For many industries, that remains a mystery. Industries that experienced greater success during the pandemic or were nearly flattened by it saw those roles reversed afterward. Thalberg pointed out that devastated travel bookings turned into pent-up demand, while pandemic home projects that buoyed home and hardware stores flattened out as people began going out again. So do year-over-year sales constitute a good comparison anymore? Does “vs. 2019” still apply?

“So what is the new run rate and how do you properly plan and forecast around that?” Thalberg asked. “That is just something that we should all be OK saying, but is a little bit more implicit than explicit right now as everyone’s doing their 2024 planning.”

Hearing things

Paul Suchman took over as CMO at Entercom and Radio.com in September 2019, just before the pandemic. He took the company’s various pieces—news and sports radio stations, podcasts and live concerts—and marketed them under the new umbrella brand Audacy in 2021. 

I really believe it’s imperative that tech companies address digital inclusion.

Emily Ketchen, CMO, Lenovo

Little more that two years into that process, he’s still personally rattled by “loud, scary news cycles” that are just one of the variables driving the one thing that’s actually keeping him up at night: “Converting more advertisers into believers and buyers of the power of audio to drive outcomes for their brands.”

But what if you succeed in making that argument, only to discover that the advertisers you’re wooing either don’t know your audience or can’t relate to them? 

Gayle Troberman, CMO of iHeartMedia, has seen the horrible monster lurking in the shadows—and it’s marketers’ own biases. They conflict with their piles of data and cost companies growth.

“We need to remember that most often WE are not the target,” Troberman said.”We live in our marketer bubbles where Aperol spritzes are abundant and new trends are always in style.”

She noted that where average consumers live, what they value, what they watch, where they shop and how they vacation often starkly contrasts with the life of the average marketer. As a result, those marketers spend 10% of their budgets on audio channels despite consumers spending a third of their time there. 

In a country where half of consumers still haven’t heard of an NFT, but most marketers have crafted an NFT strategy, Troberman hopes research drives away the visual bias haunting her corner of the industry and makes radio and podcasts seem terrifying to marketers.

“If we can help solve that, I will definitely sleep better,” she said.

Tech terrors

Perhaps there’s an audience in the distance that numbers in the billions. You approach it, you wave your arms, you scream at the top of your lungs—but they can’t see you, and you make no noise.

That’s Lenovo CMO Emily Ketchen’s nightmare, and the digital divide is to blame.

More than 2 billion people, or a third of the global population, have never been online despite 95% of the world living within range of a mobile broadband network.

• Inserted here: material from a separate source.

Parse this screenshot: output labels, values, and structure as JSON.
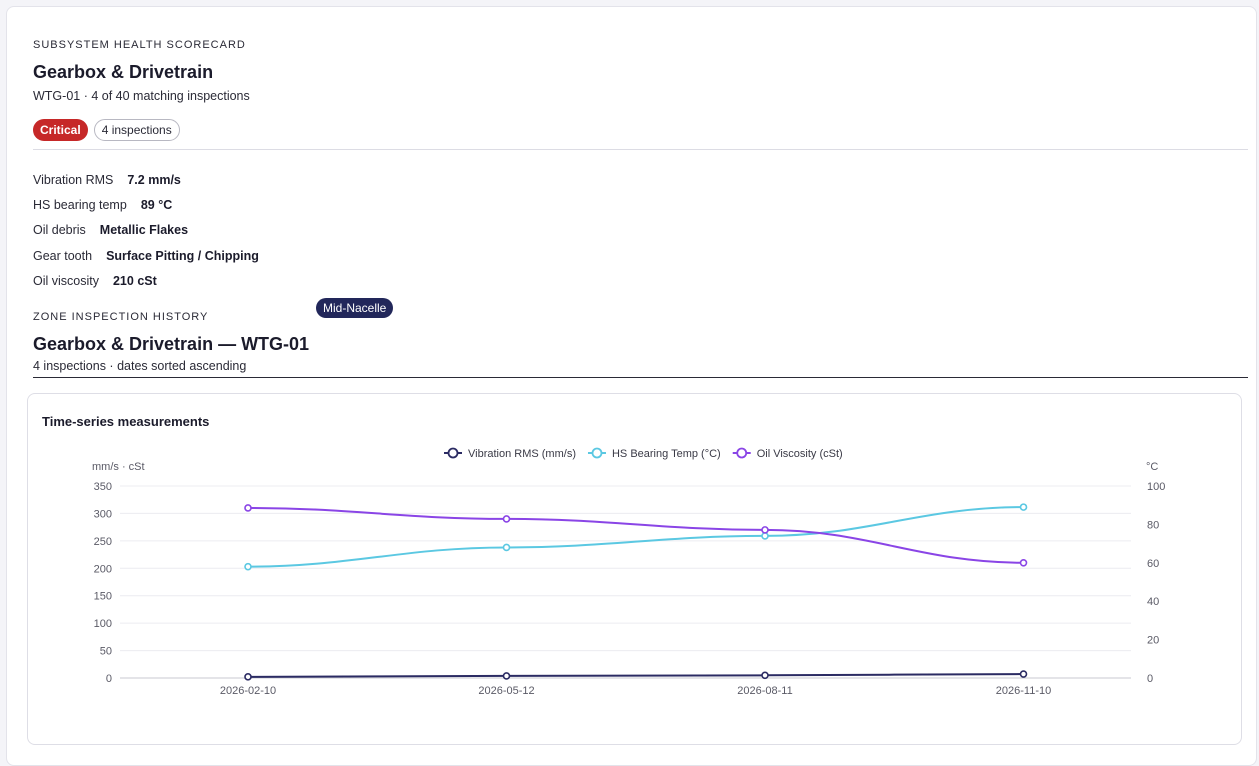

“A lack of physical tech devices and a lack of IT knowledge combine to exclude too many voices from our global conversation,” Ketchen said. “I really believe it’s imperative that tech companies address digital inclusion alongside other facets of accessibility with our tech products and IT solutions so that smarter technology can be used for good, by all.”

But being well-connected doesn’t always assuage a marketer’s fears. HubSpot CMO Kipp Bodnar said “there’s no shortage” of things that keep him up at night, but noted that AI is on the scale of the internet and online marketing as an order of change, “and the internet changed my life in every way possibly imaginable.” And change is one of the most unsettling experiences of all.

“The thing that keeps me up at night, every night, is ‘Am I learning and doing enough with AI every day?’” Bodnar said. “Am I gonna fall behind? Are we missing an opportunity to grow in so much more of an effective way through this technology shift?”

That worry then yields to fears about data, data privacy and ultimately data regulation. Bodnar spends a lot of time trying to understand how public sentiment and government regulators are going to view AI, especially in light of the European Union’s GDPR that’s little more than five years old.

“AI is putting the spotlight even brighter on data,” he said. “So going forward, I just want to stay very close to that issue.”